Im Schatten der Krise
Die Ereignisse, die sich im Zuge der Corona-Krise weltweit abspielen, bieten uns wieder einmal eine deutliche Lektion in Sachen »Gewöhnlicher Kapitalismus«. Das betrifft vor allem die Maßnahmen, über die nicht in den Schlagzeilen der bürgerlichen Medien berichtet wird, also solche, die sich gewissermaßen im Schatten der Krise verbergen.
Viel Tamtam wird seit Wochen über die sogenannten Hilfsmaßnahmen gemacht, die ergriffen werden, um Banken und Konzerne vor Verlusten in der Corona-Krise zu bewahren. Nicht gesprochen wird darüber, daß viele der Empfänger dieser Hilfsgelder eigentlich gar keine Hilfe bräuchten, vor allem solche, die den Aktionären ungeachtet der Schreckensmeldungen über Krisenauswirkungen munter und ohne Scham deren Anteil am Gewinn in Form von Dividenden auszahlen. Vornehm verschwiegen wird auch, daß nicht wenige Großunternehmen, eben weil sie für die kapitalistische Gesellschaft »systemrelevant« sind, mit den Hilfsgeldern eigentlich einen Konjunkturzuschuß zugeschanzt kriegen. Allein deutsche Rüstungskonzerne sollen aus dem 130-Milliarden-Paket der Bundesregierung rund 10 Milliarden absahnen…
Über die vielen kleinen Unternehmen, den Laden an der Ecke, den Handwerksbetrieb nebenan oder die Kneipe gegenüber wird wenig geredet. Deren Inhaber sind nämlich tatsächlich gebeutelt, denn sie müssen echte Verluste stemmen, und niemand weiß, wie viele von ihnen in den nächsten Wochen das Handtuch werfen müssen.

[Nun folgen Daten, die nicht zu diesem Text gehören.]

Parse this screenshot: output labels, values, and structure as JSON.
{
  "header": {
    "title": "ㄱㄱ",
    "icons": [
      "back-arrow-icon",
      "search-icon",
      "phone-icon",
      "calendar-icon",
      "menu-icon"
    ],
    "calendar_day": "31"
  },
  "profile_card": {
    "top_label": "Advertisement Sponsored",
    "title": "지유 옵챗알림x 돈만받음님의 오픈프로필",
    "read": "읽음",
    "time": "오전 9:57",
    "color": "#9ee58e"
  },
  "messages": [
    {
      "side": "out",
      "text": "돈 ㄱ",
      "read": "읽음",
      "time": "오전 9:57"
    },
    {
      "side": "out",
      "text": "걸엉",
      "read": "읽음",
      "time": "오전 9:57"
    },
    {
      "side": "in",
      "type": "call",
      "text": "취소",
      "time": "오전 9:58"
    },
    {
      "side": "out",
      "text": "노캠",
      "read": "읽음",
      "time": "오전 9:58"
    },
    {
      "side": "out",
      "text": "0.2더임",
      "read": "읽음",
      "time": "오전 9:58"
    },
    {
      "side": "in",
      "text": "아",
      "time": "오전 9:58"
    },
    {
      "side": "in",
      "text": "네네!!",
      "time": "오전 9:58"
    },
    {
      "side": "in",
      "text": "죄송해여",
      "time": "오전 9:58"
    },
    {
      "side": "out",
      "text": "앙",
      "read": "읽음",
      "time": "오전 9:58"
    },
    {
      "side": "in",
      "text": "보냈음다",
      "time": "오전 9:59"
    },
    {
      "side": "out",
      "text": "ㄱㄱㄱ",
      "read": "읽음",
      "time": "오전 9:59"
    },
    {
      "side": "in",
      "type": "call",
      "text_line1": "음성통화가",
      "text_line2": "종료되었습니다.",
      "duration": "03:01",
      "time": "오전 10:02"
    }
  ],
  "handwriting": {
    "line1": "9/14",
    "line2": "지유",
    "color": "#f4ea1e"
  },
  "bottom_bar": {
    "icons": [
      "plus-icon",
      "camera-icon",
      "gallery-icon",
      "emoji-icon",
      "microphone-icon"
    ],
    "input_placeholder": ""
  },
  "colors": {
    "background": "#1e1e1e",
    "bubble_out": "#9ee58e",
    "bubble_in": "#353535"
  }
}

Völlig verschwunden von der Tagesordnung sind – sicher zur Erleichterung der Regierenden und der Leute, deren Interessen sie vertreten – wichtige Themen, die vor der coronabedingten Krise eine Rolle zu spielen begonnen hatten. Wer spricht denn heute von dringend notwendigen Maßnahmen zum Schutz vor Krankheiten wie Ebola oder HIV? Welchen Platz nehmen heute Klima und Umwelt ein? Wen interessiert, daß täglich viel mehr Kinder an Hunger und an eigentlich heilbaren Krankheiten sterben als am Coronovirus?
Interessant ist auch der Wettlauf um wirksame Medikamente gegen Covid-19. Da achten die USA und die EU peinlich darauf, daß unbedingt ein Pharmakonzern aus ihrem jeweiligen Herrschaftsgebiet das Rennen macht und als Sieger auf den Weltmarkt marschieren kann. Die vielfach gestellte Frage, ob alle Länder gleichberechtigten Zugang zu einem künftigen Medikament bekommen, ist bisher nicht beantwortet. Und erst recht nicht die Frage, ob das Medikament dann eher den Menschen helfen oder den Aktionären die Taschen füllen wird.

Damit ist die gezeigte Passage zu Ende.